|Posted by Thomas Ault on July 25, 2017 at 6:55 PM|
Not so long ago, in the land of common sense and simplicity, there was a place you could buy needed drugs to ease pain and medicate the body as doctor recommended. During that time you rarely saw money wasted on advertising available drugs.
In those days, one could go to the doctor, meet the secretary/nurse/insurance clerk/doctor assistant, which was (believe it or not) one person. This one person generally knew you by name and had your name written down, or typed, along with the scheduled time to see the good doctor, it was called an appointment. An appointment meant that you would see and talk to your doctor at an elected time and date, and he was there. You could plan your day, because within a few minutes, he was there as he said that he would be.

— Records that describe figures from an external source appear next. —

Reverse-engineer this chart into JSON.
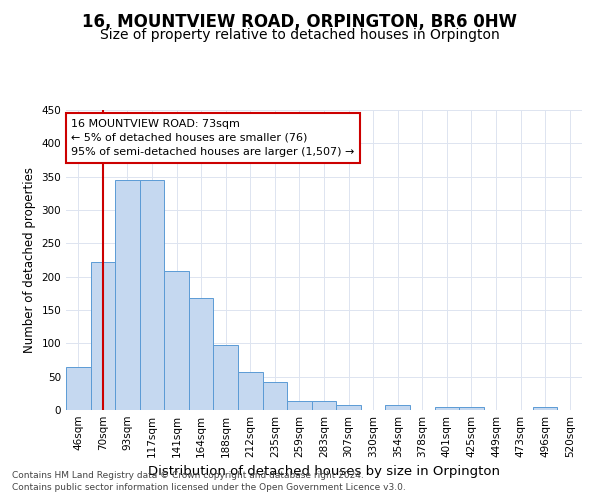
{
  "title": "16, MOUNTVIEW ROAD, ORPINGTON, BR6 0HW",
  "subtitle": "Size of property relative to detached houses in Orpington",
  "xlabel": "Distribution of detached houses by size in Orpington",
  "ylabel": "Number of detached properties",
  "categories": [
    "46sqm",
    "70sqm",
    "93sqm",
    "117sqm",
    "141sqm",
    "164sqm",
    "188sqm",
    "212sqm",
    "235sqm",
    "259sqm",
    "283sqm",
    "307sqm",
    "330sqm",
    "354sqm",
    "378sqm",
    "401sqm",
    "425sqm",
    "449sqm",
    "473sqm",
    "496sqm",
    "520sqm"
  ],
  "values": [
    65,
    222,
    345,
    345,
    208,
    168,
    97,
    57,
    42,
    13,
    13,
    8,
    0,
    7,
    0,
    5,
    5,
    0,
    0,
    5,
    0
  ],
  "bar_color": "#c5d8f0",
  "bar_edge_color": "#5b9bd5",
  "ylim": [
    0,
    450
  ],
  "yticks": [
    0,
    50,
    100,
    150,
    200,
    250,
    300,
    350,
    400,
    450
  ],
  "red_line_x": 1.0,
  "annotation_line1": "16 MOUNTVIEW ROAD: 73sqm",
  "annotation_line2": "← 5% of detached houses are smaller (76)",
  "annotation_line3": "95% of semi-detached houses are larger (1,507) →",
  "annotation_box_color": "#ffffff",
  "annotation_box_edge": "#cc0000",
  "footer_line1": "Contains HM Land Registry data © Crown copyright and database right 2024.",
  "footer_line2": "Contains public sector information licensed under the Open Government Licence v3.0.",
  "title_fontsize": 12,
  "subtitle_fontsize": 10,
  "xlabel_fontsize": 9.5,
  "ylabel_fontsize": 8.5,
  "tick_fontsize": 7.5,
  "annot_fontsize": 8,
  "footer_fontsize": 6.5,
  "background_color": "#ffffff",
  "grid_color": "#dde4f0"
}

Another wonderful thing in those days was that one could actually pay the doctor, in cash, on the spot! You could generally afford it! There was no up-front payment (co-payment) and no yearlong wait for another bill to come from people you can’t see or talk to. Frequently they request that you pay for a many medical codes that frightened you just to read them, let alone try to figure out what they mean…or for that matter, frequently left wondering if they were even yours.
Today, we pay for a few unseen things, none of which actually applies to the doctor/patient relationship.

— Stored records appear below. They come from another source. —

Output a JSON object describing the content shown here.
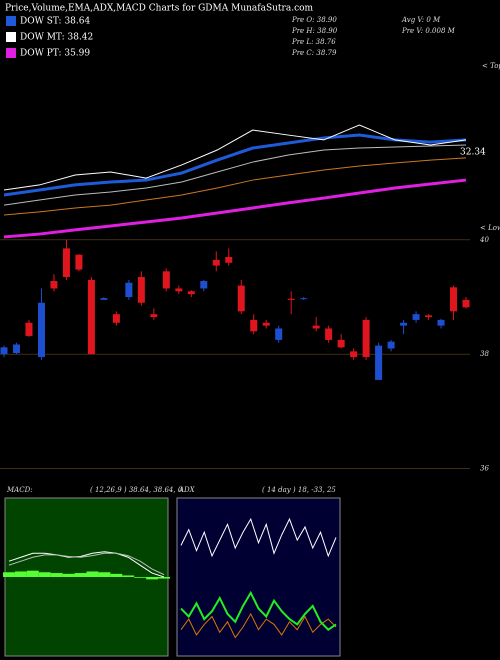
{
  "header": {
    "title": "Price,Volume,EMA,ADX,MACD Charts for GDMA MunafaSutra.com"
  },
  "legend": [
    {
      "label": "DOW ST: 38.64",
      "color": "#1f5bd8"
    },
    {
      "label": "DOW MT: 38.42",
      "color": "#ffffff"
    },
    {
      "label": "DOW PT: 35.99",
      "color": "#e020e0"
    }
  ],
  "quote": [
    "Pre  O: 38.90",
    "Pre  H: 38.90",
    "Pre  L: 38.76",
    "Pre  C: 38.79",
    "Avg  V: 0  M",
    "Pre  V: 0.008 M"
  ],
  "chart_data": [
    {
      "type": "line",
      "ylim": [
        0,
        100
      ],
      "annotations": [
        "< Tops",
        "32.34",
        "< Lows"
      ],
      "series": [
        {
          "color": "#cc7722",
          "width": 1,
          "values": [
            13.9,
            15.6,
            17.8,
            19.4,
            22.2,
            25,
            28.9,
            33.3,
            36.1,
            38.9,
            41.1,
            42.8,
            44.4,
            45.6
          ]
        },
        {
          "color": "#e020e0",
          "width": 3,
          "values": [
            1.7,
            3.3,
            5.6,
            7.8,
            10,
            12.2,
            15,
            17.8,
            20.6,
            23.3,
            26.1,
            28.9,
            31.1,
            33.3
          ]
        },
        {
          "color": "#bbbbbb",
          "width": 1,
          "values": [
            19.4,
            22.2,
            25,
            26.7,
            28.9,
            32.2,
            37.8,
            43.3,
            47.2,
            50,
            51.1,
            51.7,
            52.2,
            52.8
          ]
        },
        {
          "color": "#1f5bd8",
          "width": 3,
          "values": [
            25,
            27.8,
            30.6,
            32.2,
            33.3,
            37.2,
            44.4,
            51.1,
            53.9,
            56.7,
            58.3,
            55.6,
            54.4,
            55.6
          ]
        },
        {
          "color": "#ffffff",
          "width": 1,
          "values": [
            27.8,
            30.6,
            36.1,
            37.8,
            34.4,
            41.7,
            50,
            61.1,
            58.3,
            55.6,
            63.9,
            55.6,
            52.8,
            55.6
          ]
        }
      ]
    },
    {
      "type": "candlestick",
      "ylim": [
        35.8,
        40.05
      ],
      "yticks": [
        36,
        38,
        40
      ],
      "up_color": "#1e4fd0",
      "down_color": "#e0161e",
      "open": [
        38.0,
        38.02,
        38.55,
        37.95,
        39.28,
        39.85,
        39.74,
        39.3,
        38.95,
        38.7,
        39.0,
        39.35,
        38.7,
        39.45,
        39.15,
        39.1,
        39.15,
        39.65,
        39.7,
        39.2,
        38.6,
        38.55,
        38.25,
        38.97,
        38.98,
        38.5,
        38.45,
        38.25,
        38.05,
        38.6,
        37.55,
        38.1,
        38.5,
        38.6,
        38.68,
        38.5,
        39.17,
        38.95
      ],
      "high": [
        38.15,
        38.2,
        38.6,
        39.15,
        39.4,
        40.0,
        39.75,
        39.35,
        39.0,
        38.75,
        39.3,
        39.45,
        38.8,
        39.5,
        39.2,
        39.12,
        39.3,
        39.8,
        39.85,
        39.3,
        38.7,
        38.6,
        38.5,
        39.1,
        39.0,
        38.65,
        38.5,
        38.35,
        38.1,
        38.65,
        38.2,
        38.25,
        38.6,
        38.75,
        38.7,
        38.62,
        39.2,
        39.0
      ],
      "low": [
        37.95,
        38.0,
        38.3,
        37.9,
        39.1,
        39.3,
        39.45,
        38.0,
        38.95,
        38.5,
        38.95,
        38.85,
        38.6,
        39.1,
        39.05,
        39.0,
        39.1,
        39.45,
        39.55,
        38.7,
        38.35,
        38.45,
        38.2,
        38.7,
        38.95,
        38.4,
        38.2,
        38.1,
        37.9,
        37.9,
        37.55,
        38.05,
        38.35,
        38.55,
        38.6,
        38.45,
        38.6,
        38.8
      ],
      "close": [
        38.12,
        38.17,
        38.32,
        38.9,
        39.15,
        39.35,
        39.48,
        38.0,
        38.98,
        38.55,
        39.25,
        38.9,
        38.65,
        39.15,
        39.1,
        39.05,
        39.28,
        39.55,
        39.6,
        38.75,
        38.4,
        38.5,
        38.45,
        38.95,
        38.98,
        38.45,
        38.25,
        38.12,
        37.95,
        37.95,
        38.15,
        38.22,
        38.55,
        38.7,
        38.65,
        38.6,
        38.75,
        38.82
      ]
    },
    {
      "type": "macd",
      "title": "MACD:",
      "params": "( 12,26,9 ) 38.64, 38.64, 0",
      "ylim": [
        -10,
        10
      ],
      "bg": "#004400",
      "hist_color": "#55ff33",
      "histogram": [
        0.6,
        0.7,
        0.8,
        0.6,
        0.5,
        0.4,
        0.5,
        0.7,
        0.6,
        0.4,
        0.2,
        -0.1,
        -0.3,
        -0.2
      ],
      "series": [
        {
          "color": "#ffffff",
          "values": [
            2,
            2.5,
            3,
            3,
            2.8,
            2.5,
            2.6,
            3,
            3.2,
            3,
            2.5,
            1.5,
            0.5,
            0
          ]
        },
        {
          "color": "#bbbbbb",
          "values": [
            1.5,
            2,
            2.5,
            2.8,
            2.8,
            2.6,
            2.5,
            2.7,
            3,
            3,
            2.7,
            2,
            1,
            0.3
          ]
        }
      ]
    },
    {
      "type": "line",
      "title": "ADX",
      "params": "( 14 day ) 18, -33, 25",
      "ylim": [
        0,
        60
      ],
      "bg": "#000033",
      "series": [
        {
          "color": "#ffffff",
          "width": 1,
          "values": [
            42,
            48,
            40,
            47,
            38,
            44,
            50,
            41,
            47,
            52,
            43,
            50,
            39,
            46,
            52,
            44,
            49,
            41,
            47,
            38,
            45
          ]
        },
        {
          "color": "#dd7700",
          "width": 1,
          "values": [
            10,
            14,
            8,
            12,
            15,
            9,
            13,
            7,
            11,
            16,
            10,
            14,
            12,
            8,
            13,
            10,
            15,
            9,
            12,
            14,
            11
          ]
        },
        {
          "color": "#22ee22",
          "width": 2,
          "values": [
            18,
            15,
            20,
            14,
            17,
            22,
            16,
            13,
            19,
            24,
            18,
            15,
            21,
            17,
            14,
            12,
            16,
            19,
            13,
            10,
            12
          ]
        }
      ]
    }
  ]
}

1. Lobbyist: (804 in 2016) Works for the pharmaceutical industry. To influence lawmakers toward their goals.
2. Pharmacy Benefit Manager: Negotiates rebates and discounts, the pharmacy receives, in exchange for preferred placement on list of covered medicines.
3. Insurance Clerk: Establishes you have insurance, files claims, and submits the proper code number for the treatment and payment thereof. (hopefully)

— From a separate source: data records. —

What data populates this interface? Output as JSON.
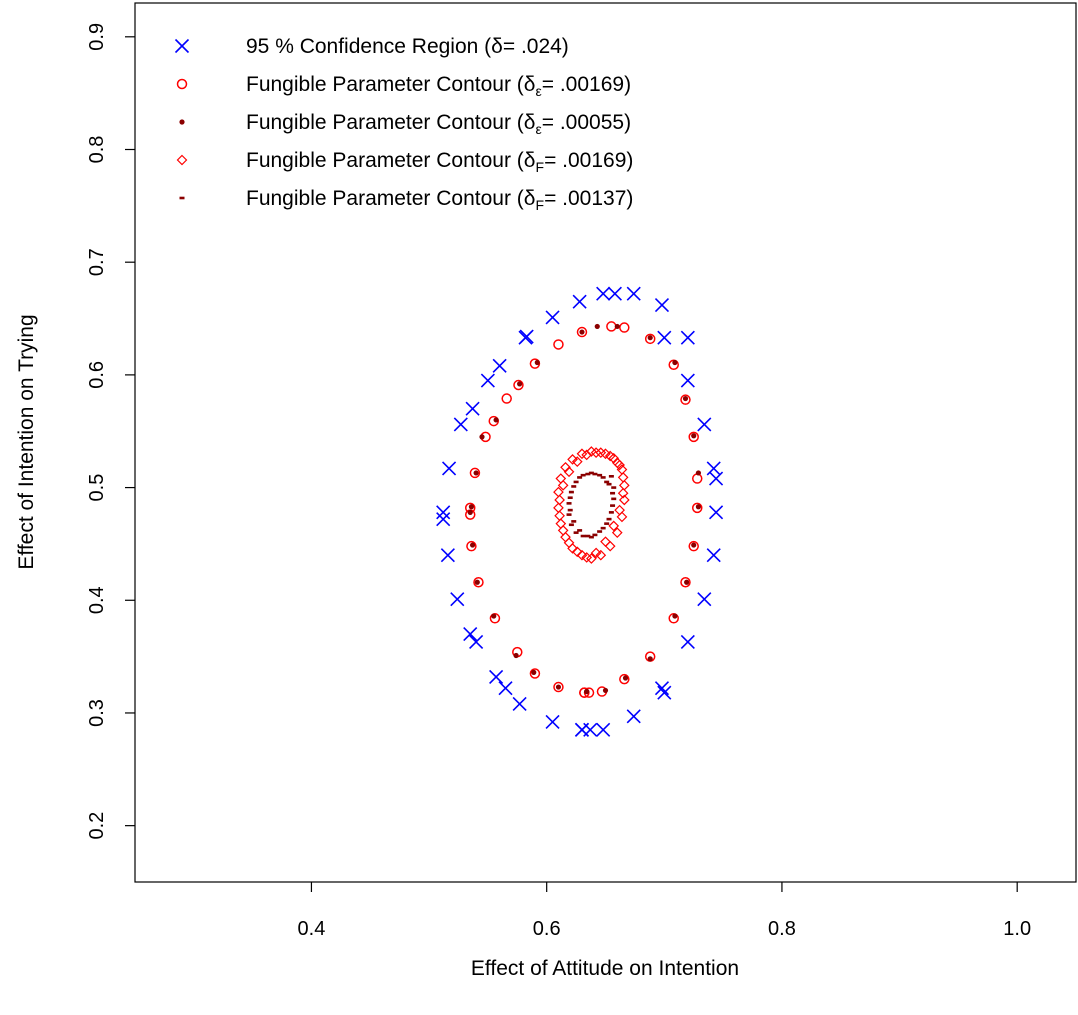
{
  "chart_data": {
    "type": "scatter",
    "title": "",
    "xlabel": "Effect of Attitude on Intention",
    "ylabel": "Effect of Intention on Trying",
    "xlim": [
      0.25,
      1.05
    ],
    "ylim": [
      0.15,
      0.93
    ],
    "xticks": [
      0.4,
      0.6,
      0.8,
      1.0
    ],
    "xtick_labels": [
      "0.4",
      "0.6",
      "0.8",
      "1.0"
    ],
    "yticks": [
      0.2,
      0.3,
      0.4,
      0.5,
      0.6,
      0.7,
      0.8,
      0.9
    ],
    "ytick_labels": [
      "0.2",
      "0.3",
      "0.4",
      "0.5",
      "0.6",
      "0.7",
      "0.8",
      "0.9"
    ],
    "grid": false,
    "legend_position": "top-left",
    "legend": [
      {
        "text": "95 % Confidence Region (δ= .024)",
        "marker": "x",
        "color": "#0000ff"
      },
      {
        "text": "Fungible Parameter Contour (δε= .00169)",
        "base": "Fungible Parameter Contour (δ",
        "sub": "ε",
        "tail": "= .00169)",
        "marker": "circle",
        "color": "#ff0000"
      },
      {
        "text": "Fungible Parameter Contour (δε= .00055)",
        "base": "Fungible Parameter Contour (δ",
        "sub": "ε",
        "tail": "= .00055)",
        "marker": "dot",
        "color": "#8b0000"
      },
      {
        "text": "Fungible Parameter Contour (δF= .00169)",
        "base": "Fungible Parameter Contour (δ",
        "sub": "F",
        "tail": "= .00169)",
        "marker": "diamond",
        "color": "#ff0000"
      },
      {
        "text": "Fungible Parameter Contour (δF= .00137)",
        "base": "Fungible Parameter Contour (δ",
        "sub": "F",
        "tail": "= .00137)",
        "marker": "dash",
        "color": "#8b0000"
      }
    ],
    "series": [
      {
        "name": "95 % Confidence Region (δ= .024)",
        "marker": "x",
        "color": "#0000ff",
        "x": [
          0.63,
          0.637,
          0.648,
          0.674,
          0.698,
          0.7,
          0.72,
          0.734,
          0.742,
          0.744,
          0.744,
          0.742,
          0.734,
          0.72,
          0.72,
          0.7,
          0.698,
          0.674,
          0.658,
          0.648,
          0.628,
          0.605,
          0.583,
          0.582,
          0.56,
          0.55,
          0.537,
          0.527,
          0.517,
          0.512,
          0.512,
          0.516,
          0.524,
          0.535,
          0.54,
          0.557,
          0.565,
          0.577,
          0.605,
          0.63
        ],
        "y": [
          0.285,
          0.285,
          0.285,
          0.297,
          0.322,
          0.318,
          0.363,
          0.401,
          0.44,
          0.478,
          0.508,
          0.517,
          0.556,
          0.595,
          0.633,
          0.633,
          0.662,
          0.672,
          0.672,
          0.672,
          0.665,
          0.651,
          0.634,
          0.633,
          0.608,
          0.595,
          0.57,
          0.556,
          0.517,
          0.478,
          0.472,
          0.44,
          0.401,
          0.37,
          0.363,
          0.332,
          0.322,
          0.308,
          0.292,
          0.285
        ]
      },
      {
        "name": "Fungible Parameter Contour (δε= .00169)",
        "marker": "circle",
        "color": "#ff0000",
        "x": [
          0.632,
          0.636,
          0.647,
          0.666,
          0.688,
          0.708,
          0.718,
          0.725,
          0.728,
          0.728,
          0.725,
          0.718,
          0.708,
          0.688,
          0.666,
          0.655,
          0.63,
          0.61,
          0.59,
          0.576,
          0.566,
          0.555,
          0.548,
          0.539,
          0.535,
          0.535,
          0.536,
          0.542,
          0.556,
          0.575,
          0.59,
          0.61,
          0.632
        ],
        "y": [
          0.318,
          0.318,
          0.319,
          0.33,
          0.35,
          0.384,
          0.416,
          0.448,
          0.482,
          0.508,
          0.545,
          0.578,
          0.609,
          0.632,
          0.642,
          0.643,
          0.638,
          0.627,
          0.61,
          0.591,
          0.579,
          0.559,
          0.545,
          0.513,
          0.482,
          0.476,
          0.448,
          0.416,
          0.384,
          0.354,
          0.335,
          0.323,
          0.318
        ]
      },
      {
        "name": "Fungible Parameter Contour (δε= .00055)",
        "marker": "dot",
        "color": "#8b0000",
        "x": [
          0.634,
          0.65,
          0.667,
          0.688,
          0.709,
          0.719,
          0.725,
          0.729,
          0.729,
          0.725,
          0.718,
          0.709,
          0.688,
          0.66,
          0.643,
          0.63,
          0.592,
          0.577,
          0.557,
          0.545,
          0.54,
          0.536,
          0.535,
          0.537,
          0.541,
          0.555,
          0.574,
          0.589,
          0.61,
          0.634
        ],
        "y": [
          0.319,
          0.32,
          0.331,
          0.348,
          0.386,
          0.416,
          0.449,
          0.483,
          0.513,
          0.546,
          0.579,
          0.611,
          0.633,
          0.643,
          0.643,
          0.638,
          0.611,
          0.592,
          0.56,
          0.545,
          0.513,
          0.483,
          0.478,
          0.449,
          0.416,
          0.386,
          0.351,
          0.336,
          0.323,
          0.319
        ]
      },
      {
        "name": "Fungible Parameter Contour (δF= .00169)",
        "marker": "diamond",
        "color": "#ff0000",
        "x": [
          0.638,
          0.646,
          0.654,
          0.66,
          0.664,
          0.666,
          0.666,
          0.664,
          0.66,
          0.654,
          0.646,
          0.638,
          0.63,
          0.622,
          0.616,
          0.612,
          0.61,
          0.61,
          0.612,
          0.616,
          0.622,
          0.63,
          0.634,
          0.642,
          0.65,
          0.657,
          0.662,
          0.665,
          0.665,
          0.662,
          0.657,
          0.65,
          0.642,
          0.634,
          0.626,
          0.619,
          0.614,
          0.611,
          0.611,
          0.614,
          0.619,
          0.626
        ],
        "y": [
          0.437,
          0.44,
          0.448,
          0.46,
          0.474,
          0.489,
          0.502,
          0.516,
          0.522,
          0.528,
          0.531,
          0.532,
          0.53,
          0.525,
          0.518,
          0.508,
          0.496,
          0.482,
          0.468,
          0.456,
          0.446,
          0.44,
          0.438,
          0.442,
          0.452,
          0.466,
          0.48,
          0.495,
          0.509,
          0.52,
          0.526,
          0.53,
          0.531,
          0.529,
          0.523,
          0.514,
          0.502,
          0.489,
          0.475,
          0.462,
          0.451,
          0.443
        ]
      },
      {
        "name": "Fungible Parameter Contour (δF= .00137)",
        "marker": "dash",
        "color": "#8b0000",
        "x": [
          0.638,
          0.645,
          0.651,
          0.655,
          0.657,
          0.657,
          0.655,
          0.651,
          0.645,
          0.638,
          0.631,
          0.625,
          0.621,
          0.619,
          0.619,
          0.621,
          0.625,
          0.631,
          0.641,
          0.648,
          0.653,
          0.656,
          0.656,
          0.653,
          0.648,
          0.641,
          0.635,
          0.628,
          0.623,
          0.62,
          0.62,
          0.623,
          0.628,
          0.635
        ],
        "y": [
          0.456,
          0.461,
          0.468,
          0.478,
          0.49,
          0.5,
          0.51,
          0.505,
          0.511,
          0.513,
          0.511,
          0.505,
          0.496,
          0.486,
          0.476,
          0.467,
          0.46,
          0.457,
          0.458,
          0.464,
          0.472,
          0.484,
          0.495,
          0.503,
          0.509,
          0.512,
          0.512,
          0.509,
          0.501,
          0.491,
          0.48,
          0.47,
          0.462,
          0.457
        ]
      }
    ]
  }
}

4. Receptionist: Person who greets you, answers phones, frequently takes your money.
5. Computer: Programs required to handle claims, personal data, and your account.
6. Membership in the Medical Association which dictates how much he has to charge.
These are just a few of the things that the doctor gets the ‘cost blame’ for, and you, the person in need, gets to pay for. Is it time for a change so we, the average person, can live healthily?